BOSTON, Mass., March 10, 2021 – Schneider Electric, the leader in the digital transformation of energy management and automation, and Black & Veatch, a leading provider of resilient sustainable energy solutions to mission-critical U.S. facilities and infrastructure, today announced the completion of a microgrid system they jointly designed and constructed for the Marine Corps Air Station (MCAS) Miramar, in San Diego, California. The microgrid is online, fully operational and has been proven to provide 100 percent capability – even in the event of power outages – across the facility’s more than 100 mission critical buildings, including its entire flight line.
“This microgrid makes MCAS Miramar one of the most sustainable and energy secure facilities in the Department of Defense and plays a key role in helping California reach its clean energy goals.” said Mark Feasel, North American President of Smart Grids at Schneider Electric. “We’re excited to partner with industry leaders such as Black & Veatch and MCAS that share a similar objective to modernize our energy infrastructure and achieve cleaner energy, new efficiencies and cost savings.”
MCAS Miramar conducted its first full-scale Energy Resilience Readiness Exercise to assess resilience and reliability of the microgrid system, and whether it could keep operations up and running at full operational loads. During a full-day simulated power outage, the microgrid system completely disconnected from the grid and all operations were successfully carried out throughout its critical buildings and flight line. Similarly, the microgrid performed as designed twice in the fall of 2020, as it dispatched in support of the local utility, San Diego gas & Electric (SDG&E) when it was struggling to fulfil peak loads. During Public Safety Power Shutoffs in California, the operation of the Miramar microgrid allowed SDG&E to maintain electrical service to thousands of homes that would have otherwise been curtailed.
“This microgrid system not only strengthens resilience with the ability to support our station with energy for up to 14 days, but it’s enabling us to significantly lower emissions,” said Mick Wasco, Installation Energy Manager at MCAS Miramar. “We’re excited to take this major step integrating renewable energy into our mission and making MCAS Miramar one of the most energy resilient defense facilities in the nation.”
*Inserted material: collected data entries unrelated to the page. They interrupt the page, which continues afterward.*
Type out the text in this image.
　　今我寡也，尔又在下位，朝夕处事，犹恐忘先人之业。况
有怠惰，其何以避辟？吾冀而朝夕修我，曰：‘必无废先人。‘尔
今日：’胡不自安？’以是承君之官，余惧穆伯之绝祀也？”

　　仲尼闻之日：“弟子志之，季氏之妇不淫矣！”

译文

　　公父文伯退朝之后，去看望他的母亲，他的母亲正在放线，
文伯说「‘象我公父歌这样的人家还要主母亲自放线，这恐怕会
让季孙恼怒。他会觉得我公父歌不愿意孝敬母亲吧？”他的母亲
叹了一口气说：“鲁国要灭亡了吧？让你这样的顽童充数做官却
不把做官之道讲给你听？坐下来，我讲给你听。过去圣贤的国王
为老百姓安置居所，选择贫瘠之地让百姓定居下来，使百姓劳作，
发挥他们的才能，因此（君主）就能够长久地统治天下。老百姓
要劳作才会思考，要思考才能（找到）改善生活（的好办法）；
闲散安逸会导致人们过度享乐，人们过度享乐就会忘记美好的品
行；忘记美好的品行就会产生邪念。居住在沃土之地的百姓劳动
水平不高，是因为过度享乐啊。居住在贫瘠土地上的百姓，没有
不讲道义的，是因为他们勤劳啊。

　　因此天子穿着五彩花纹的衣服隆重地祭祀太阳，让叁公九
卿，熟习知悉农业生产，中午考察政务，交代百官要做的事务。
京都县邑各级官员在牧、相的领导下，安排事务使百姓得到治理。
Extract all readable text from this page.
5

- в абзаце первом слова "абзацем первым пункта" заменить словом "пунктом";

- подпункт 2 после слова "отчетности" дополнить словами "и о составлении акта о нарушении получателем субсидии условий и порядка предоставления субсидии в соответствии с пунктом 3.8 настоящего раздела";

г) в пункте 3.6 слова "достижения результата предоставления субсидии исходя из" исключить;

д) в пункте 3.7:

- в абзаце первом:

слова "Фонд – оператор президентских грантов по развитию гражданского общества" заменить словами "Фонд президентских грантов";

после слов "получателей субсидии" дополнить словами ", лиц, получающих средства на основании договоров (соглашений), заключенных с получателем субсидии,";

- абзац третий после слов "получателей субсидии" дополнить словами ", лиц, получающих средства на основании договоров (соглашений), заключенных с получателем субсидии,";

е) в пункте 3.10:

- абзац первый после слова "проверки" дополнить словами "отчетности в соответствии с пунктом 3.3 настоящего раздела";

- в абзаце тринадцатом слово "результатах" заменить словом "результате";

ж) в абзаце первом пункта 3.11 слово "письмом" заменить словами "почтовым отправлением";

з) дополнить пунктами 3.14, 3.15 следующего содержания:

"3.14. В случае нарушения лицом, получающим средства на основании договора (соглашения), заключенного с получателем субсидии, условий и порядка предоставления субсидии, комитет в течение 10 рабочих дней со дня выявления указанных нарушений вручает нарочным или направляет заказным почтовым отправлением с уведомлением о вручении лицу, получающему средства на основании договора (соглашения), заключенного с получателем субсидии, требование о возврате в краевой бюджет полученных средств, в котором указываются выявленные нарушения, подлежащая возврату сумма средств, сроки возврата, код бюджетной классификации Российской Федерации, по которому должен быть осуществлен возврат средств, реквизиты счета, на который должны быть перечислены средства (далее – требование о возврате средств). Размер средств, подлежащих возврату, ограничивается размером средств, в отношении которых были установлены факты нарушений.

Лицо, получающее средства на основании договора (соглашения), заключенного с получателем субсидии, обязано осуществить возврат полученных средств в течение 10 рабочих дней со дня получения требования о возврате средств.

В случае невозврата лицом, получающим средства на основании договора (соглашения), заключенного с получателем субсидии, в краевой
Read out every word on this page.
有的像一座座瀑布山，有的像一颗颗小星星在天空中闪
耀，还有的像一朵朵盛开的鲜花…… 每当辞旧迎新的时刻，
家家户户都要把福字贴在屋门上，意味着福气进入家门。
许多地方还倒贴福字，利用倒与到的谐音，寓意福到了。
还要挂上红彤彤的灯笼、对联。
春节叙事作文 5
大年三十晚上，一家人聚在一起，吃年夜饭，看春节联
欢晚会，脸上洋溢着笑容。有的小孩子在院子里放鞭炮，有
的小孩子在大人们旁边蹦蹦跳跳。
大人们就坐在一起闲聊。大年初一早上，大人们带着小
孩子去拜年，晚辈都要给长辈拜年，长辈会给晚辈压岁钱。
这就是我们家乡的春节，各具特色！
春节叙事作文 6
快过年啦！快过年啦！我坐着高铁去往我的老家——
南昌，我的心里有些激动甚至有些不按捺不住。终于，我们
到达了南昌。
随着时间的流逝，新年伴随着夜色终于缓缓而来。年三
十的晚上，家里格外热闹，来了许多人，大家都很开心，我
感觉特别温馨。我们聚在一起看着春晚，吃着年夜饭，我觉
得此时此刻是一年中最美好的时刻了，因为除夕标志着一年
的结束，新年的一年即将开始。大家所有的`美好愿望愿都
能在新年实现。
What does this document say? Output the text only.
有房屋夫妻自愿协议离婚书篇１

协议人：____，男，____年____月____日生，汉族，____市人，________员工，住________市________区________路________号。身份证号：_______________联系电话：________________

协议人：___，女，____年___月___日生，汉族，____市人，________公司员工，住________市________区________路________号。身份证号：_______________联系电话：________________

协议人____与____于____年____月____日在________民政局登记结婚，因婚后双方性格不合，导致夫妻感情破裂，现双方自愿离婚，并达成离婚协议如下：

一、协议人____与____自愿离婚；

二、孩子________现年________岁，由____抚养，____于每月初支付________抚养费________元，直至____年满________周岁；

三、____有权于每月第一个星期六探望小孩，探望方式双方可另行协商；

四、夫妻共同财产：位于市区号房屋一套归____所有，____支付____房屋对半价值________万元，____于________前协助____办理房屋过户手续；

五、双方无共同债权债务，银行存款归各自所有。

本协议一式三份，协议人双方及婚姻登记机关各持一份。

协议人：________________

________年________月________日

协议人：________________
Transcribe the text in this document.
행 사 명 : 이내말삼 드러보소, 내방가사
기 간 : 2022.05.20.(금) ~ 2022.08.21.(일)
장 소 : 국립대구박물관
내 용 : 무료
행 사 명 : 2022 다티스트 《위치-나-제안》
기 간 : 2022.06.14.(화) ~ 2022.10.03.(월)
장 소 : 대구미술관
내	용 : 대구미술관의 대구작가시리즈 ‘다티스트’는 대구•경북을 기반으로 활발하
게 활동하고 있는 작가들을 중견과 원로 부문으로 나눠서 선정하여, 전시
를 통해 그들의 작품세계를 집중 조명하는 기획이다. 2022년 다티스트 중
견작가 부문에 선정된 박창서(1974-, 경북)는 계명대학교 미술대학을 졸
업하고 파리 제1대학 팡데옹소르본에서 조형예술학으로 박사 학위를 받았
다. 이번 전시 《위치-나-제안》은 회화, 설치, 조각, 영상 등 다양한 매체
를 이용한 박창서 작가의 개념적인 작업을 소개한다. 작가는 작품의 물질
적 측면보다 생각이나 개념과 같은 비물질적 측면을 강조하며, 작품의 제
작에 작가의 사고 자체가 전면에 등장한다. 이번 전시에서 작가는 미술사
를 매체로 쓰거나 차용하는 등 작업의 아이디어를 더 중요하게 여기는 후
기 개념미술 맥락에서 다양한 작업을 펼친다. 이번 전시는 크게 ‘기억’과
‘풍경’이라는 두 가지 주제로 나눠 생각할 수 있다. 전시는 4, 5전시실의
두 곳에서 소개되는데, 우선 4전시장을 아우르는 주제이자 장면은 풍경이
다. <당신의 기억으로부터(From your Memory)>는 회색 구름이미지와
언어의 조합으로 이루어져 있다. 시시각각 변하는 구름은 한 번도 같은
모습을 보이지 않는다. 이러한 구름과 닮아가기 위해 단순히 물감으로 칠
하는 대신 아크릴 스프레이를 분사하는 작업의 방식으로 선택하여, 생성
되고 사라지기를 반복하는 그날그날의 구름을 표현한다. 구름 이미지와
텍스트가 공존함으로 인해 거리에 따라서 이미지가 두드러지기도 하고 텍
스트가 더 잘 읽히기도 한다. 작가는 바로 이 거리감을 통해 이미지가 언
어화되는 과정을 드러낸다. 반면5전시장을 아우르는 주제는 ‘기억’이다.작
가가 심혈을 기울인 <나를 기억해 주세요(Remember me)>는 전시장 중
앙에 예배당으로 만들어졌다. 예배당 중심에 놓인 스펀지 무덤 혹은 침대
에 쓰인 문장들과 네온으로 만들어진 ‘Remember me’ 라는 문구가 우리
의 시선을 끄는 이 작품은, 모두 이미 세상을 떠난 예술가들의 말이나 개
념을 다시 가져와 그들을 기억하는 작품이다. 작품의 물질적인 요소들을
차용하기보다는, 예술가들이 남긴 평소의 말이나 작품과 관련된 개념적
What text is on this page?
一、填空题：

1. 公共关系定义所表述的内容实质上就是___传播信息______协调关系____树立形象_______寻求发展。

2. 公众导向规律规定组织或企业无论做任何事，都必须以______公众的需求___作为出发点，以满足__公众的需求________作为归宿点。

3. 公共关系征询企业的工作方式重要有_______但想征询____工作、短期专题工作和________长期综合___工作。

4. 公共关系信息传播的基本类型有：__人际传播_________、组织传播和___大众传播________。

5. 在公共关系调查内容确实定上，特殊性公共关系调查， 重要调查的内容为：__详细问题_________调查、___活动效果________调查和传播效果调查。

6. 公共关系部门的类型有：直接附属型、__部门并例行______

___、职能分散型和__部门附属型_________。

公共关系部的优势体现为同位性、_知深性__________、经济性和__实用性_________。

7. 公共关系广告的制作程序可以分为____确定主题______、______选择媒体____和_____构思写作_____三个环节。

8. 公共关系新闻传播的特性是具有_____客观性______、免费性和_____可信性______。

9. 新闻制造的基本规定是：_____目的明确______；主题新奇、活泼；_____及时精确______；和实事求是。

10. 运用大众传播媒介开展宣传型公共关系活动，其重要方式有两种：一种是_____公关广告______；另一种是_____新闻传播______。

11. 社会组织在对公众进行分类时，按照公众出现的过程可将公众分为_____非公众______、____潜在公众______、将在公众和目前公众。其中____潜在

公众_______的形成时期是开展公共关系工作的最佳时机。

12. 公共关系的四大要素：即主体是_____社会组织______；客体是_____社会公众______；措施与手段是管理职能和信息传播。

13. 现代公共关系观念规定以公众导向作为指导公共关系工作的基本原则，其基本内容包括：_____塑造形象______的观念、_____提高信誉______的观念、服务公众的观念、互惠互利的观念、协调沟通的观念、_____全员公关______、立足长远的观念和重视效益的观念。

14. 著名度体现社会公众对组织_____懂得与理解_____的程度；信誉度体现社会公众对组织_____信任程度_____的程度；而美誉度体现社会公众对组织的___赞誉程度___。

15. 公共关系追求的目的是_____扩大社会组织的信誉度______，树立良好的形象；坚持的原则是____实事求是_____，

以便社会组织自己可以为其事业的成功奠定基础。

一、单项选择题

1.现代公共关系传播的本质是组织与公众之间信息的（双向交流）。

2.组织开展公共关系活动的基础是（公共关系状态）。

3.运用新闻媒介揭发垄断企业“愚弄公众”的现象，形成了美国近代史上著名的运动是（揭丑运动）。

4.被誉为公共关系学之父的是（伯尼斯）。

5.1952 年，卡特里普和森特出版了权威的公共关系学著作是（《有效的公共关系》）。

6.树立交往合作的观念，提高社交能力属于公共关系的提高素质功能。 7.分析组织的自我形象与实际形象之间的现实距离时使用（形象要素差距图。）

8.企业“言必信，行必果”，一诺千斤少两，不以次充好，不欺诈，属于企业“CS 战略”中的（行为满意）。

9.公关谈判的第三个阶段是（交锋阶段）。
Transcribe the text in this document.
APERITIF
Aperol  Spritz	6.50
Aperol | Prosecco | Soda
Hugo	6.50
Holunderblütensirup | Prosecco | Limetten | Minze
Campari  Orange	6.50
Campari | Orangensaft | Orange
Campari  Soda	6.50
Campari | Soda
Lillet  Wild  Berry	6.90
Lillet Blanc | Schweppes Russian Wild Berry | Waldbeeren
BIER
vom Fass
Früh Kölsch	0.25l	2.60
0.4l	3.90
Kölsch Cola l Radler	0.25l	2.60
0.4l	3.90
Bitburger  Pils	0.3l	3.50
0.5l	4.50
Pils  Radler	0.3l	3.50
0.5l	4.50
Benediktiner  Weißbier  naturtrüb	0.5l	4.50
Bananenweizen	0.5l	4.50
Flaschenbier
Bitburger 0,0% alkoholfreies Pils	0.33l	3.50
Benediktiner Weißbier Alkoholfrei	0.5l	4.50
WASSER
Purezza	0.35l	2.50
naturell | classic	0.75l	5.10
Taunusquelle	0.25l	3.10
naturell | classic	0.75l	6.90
In addition to the buildout of a new diesel and natural gas power plant, this project also includes construction of an advanced Energy and Water Operations Center (EWOC). The microgrid is operated directly out of the air station’s EWOC, where plant managers have direct visibility of the integrated microgrid control system, which utilizes Schneider Electric’s SCADA software and a certified network to connect field devices into the system. The applications that form the advanced microgrid control system, such as real-time monitoring and optimization, provide economic generation and load balance while maintaining system stability through load/frequency and voltage/VAR controls.
“Because energy resilience and reliability play such vital roles to our nation’s security and military preparedness, making this mission-critical project a reality helps to ensure the energy security of MCAS Miramar for years to come,” said Scott Kinner, vice president of Black & Veatch’s federal business. “The collaboration with Schneider Electric and other stakeholders in this effort highlighted our extensive expertise in power generation and distributed infrastructure delivery as well as MCAS clear commitment to a more sustainable energy future.”
In 2016, Black & Veatch and Schneider Electric were selected to construct a microgrid at MCAS Miramar, bringing together an industry-leading portfolio of expertise, equipment and service to develop and operate a state-of-the-art microgrid. The system provides power to critical base loads, while cutting energy costs by using renewables and natural gas to lessen the base load, reduce energy demand and peak shave. In February 2019, Schneider Electric announced the expansion of the microgrid project at MCAS Miramar to further boost resilience. Supported by a $5 million California Energy Commission (CEC) Electric Program Investment Charge (EPIC) grant, the next phase of the project will add an energy storage system and integrate demand side management.